At Pepperdine, Professor Schwartz teaches intellectual property law, copyright law, entertainment law, and a unique experiential learning seminar called "Business Perspectives on Workplace Privacy," which is designed to help students learn to advise a client in rapidly evolving fields. Professor Schwartz joined the Pepperdine faculty in 2013 from the University of Chicago Law School where she was a Bigelow Teaching Fellow and Lecturer in Law. Professor Schwartz previously practiced law as part of the Business Trial and Litigation practice of the Century City, California office of O'Melveny & Myers LLP. Her practice included complex and appellate litigation, contract law, entertainment law, and intellectual property. While at O'Melveny, Professor Schwartz taught at the UCLA Ninth Circuit Appellate Clinic and co-authored an article about areas of uncertainty in trademark law. Professor Schwartz graduated in 2004 from Stanford University where she received a BA in Political Science with departmental honors and distinction, a BA in Slavic Languages and Literatures with distinction, and a BS in Mathematics with distinction. She graduated cum laude from Harvard Law School in 2007. Following graduation, Professor Schwartz clerked on the U.S. Court of Appeals for the Ninth Circuit for the Honorable Jay S. Bybee.

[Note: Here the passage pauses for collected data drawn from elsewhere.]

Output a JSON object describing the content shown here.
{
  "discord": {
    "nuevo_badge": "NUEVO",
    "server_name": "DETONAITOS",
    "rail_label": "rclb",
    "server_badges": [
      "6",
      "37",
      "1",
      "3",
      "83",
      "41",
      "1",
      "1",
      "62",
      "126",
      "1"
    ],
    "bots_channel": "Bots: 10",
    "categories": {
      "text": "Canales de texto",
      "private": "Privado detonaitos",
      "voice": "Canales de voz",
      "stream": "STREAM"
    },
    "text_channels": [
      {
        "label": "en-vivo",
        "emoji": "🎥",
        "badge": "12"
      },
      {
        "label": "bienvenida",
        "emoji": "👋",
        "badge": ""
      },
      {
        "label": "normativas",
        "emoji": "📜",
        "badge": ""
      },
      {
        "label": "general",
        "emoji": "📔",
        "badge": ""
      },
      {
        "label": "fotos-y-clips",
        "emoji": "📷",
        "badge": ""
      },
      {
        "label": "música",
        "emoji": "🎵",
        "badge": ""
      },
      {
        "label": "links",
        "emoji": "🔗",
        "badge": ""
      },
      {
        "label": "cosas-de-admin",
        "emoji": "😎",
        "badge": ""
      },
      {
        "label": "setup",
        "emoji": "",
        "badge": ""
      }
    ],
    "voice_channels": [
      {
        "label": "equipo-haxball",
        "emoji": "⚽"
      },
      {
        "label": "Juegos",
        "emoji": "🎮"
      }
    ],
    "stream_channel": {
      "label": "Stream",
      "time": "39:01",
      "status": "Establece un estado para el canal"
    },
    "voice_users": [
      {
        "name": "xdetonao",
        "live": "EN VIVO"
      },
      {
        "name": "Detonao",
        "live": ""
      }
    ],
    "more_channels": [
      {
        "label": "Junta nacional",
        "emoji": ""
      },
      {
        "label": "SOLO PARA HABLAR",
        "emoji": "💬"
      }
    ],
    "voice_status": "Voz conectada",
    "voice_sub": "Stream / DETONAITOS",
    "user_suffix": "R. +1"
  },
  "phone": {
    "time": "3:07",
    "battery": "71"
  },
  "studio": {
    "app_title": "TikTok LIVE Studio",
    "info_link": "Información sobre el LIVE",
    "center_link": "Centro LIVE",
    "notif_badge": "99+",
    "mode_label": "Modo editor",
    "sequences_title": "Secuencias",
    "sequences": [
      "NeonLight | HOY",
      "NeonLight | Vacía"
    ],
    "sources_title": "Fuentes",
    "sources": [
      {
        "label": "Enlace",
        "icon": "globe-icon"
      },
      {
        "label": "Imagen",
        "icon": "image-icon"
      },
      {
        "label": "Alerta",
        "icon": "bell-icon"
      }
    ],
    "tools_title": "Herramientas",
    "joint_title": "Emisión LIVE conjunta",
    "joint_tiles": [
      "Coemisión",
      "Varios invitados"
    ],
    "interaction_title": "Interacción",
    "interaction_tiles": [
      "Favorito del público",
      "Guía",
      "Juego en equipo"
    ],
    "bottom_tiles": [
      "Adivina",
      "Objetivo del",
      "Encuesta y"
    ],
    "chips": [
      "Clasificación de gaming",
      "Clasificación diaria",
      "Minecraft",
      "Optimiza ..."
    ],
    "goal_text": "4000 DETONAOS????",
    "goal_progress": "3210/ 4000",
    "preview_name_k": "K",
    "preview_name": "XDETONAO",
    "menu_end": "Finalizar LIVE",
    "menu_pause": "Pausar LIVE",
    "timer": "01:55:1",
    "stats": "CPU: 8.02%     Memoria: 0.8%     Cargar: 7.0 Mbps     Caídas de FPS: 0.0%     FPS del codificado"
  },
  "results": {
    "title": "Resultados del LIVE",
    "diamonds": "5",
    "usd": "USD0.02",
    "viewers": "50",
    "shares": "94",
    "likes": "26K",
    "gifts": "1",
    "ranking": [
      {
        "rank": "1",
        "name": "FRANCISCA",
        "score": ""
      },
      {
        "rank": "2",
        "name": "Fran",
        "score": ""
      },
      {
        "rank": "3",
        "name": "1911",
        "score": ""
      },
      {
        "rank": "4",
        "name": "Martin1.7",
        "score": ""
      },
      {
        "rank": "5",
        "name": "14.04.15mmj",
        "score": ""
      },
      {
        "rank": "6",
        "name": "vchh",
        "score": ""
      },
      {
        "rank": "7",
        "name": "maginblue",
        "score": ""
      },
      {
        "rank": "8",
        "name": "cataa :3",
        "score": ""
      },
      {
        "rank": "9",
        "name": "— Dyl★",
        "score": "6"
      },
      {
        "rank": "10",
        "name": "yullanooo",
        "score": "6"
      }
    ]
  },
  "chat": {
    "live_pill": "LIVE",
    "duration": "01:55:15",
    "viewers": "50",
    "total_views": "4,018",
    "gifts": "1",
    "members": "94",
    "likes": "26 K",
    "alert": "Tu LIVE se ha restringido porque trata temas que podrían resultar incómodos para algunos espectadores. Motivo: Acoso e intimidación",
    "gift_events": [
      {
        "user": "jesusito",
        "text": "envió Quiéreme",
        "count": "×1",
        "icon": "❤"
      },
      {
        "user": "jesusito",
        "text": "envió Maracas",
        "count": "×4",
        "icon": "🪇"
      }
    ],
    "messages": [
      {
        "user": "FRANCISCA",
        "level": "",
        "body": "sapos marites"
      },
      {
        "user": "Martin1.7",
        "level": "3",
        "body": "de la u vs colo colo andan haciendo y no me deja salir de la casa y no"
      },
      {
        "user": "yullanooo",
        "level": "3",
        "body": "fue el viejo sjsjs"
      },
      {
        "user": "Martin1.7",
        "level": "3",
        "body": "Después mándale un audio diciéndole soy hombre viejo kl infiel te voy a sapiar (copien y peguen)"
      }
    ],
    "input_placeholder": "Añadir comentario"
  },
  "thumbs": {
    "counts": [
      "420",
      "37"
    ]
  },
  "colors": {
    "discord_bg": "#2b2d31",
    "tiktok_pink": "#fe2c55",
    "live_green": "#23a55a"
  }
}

Frank Edwards Tyler Distinguished Professor of Law, University of Kansas School of Law
Stephen Ware is the author of four books, over 50 law review articles, and many other publications. His writings have been cited by the Supreme Court of the United States and in at least 36 other cases. Ware teaches and writes on: Arbitration, Mediation, and Alternative Dispute Resolution, Bankruptcy, Insolvency, and Debt Collection, Contracts and Commercial Law, and Judicial Selection, each with an international or comparative dimension.
Ware has testified before both houses of the U.S. Congress, several state legislatures and, as an expert witness, in court. He is a frequent guest lecturer and speaker at academic and professional conferences—having given such presentations throughout the U.S. and in several other countries. He has appeared on numerous television and radio stations and been quoted in The New York Times, Wall Street Journal, USA Today, Financial Times, National Law Journal and many other news outlets. He is an elected member of the American Law Institute (ALI) and has served, at various times in his career, on the editorial board of the Journal of Legal Education and as an arbitrator for the American Arbitration Association.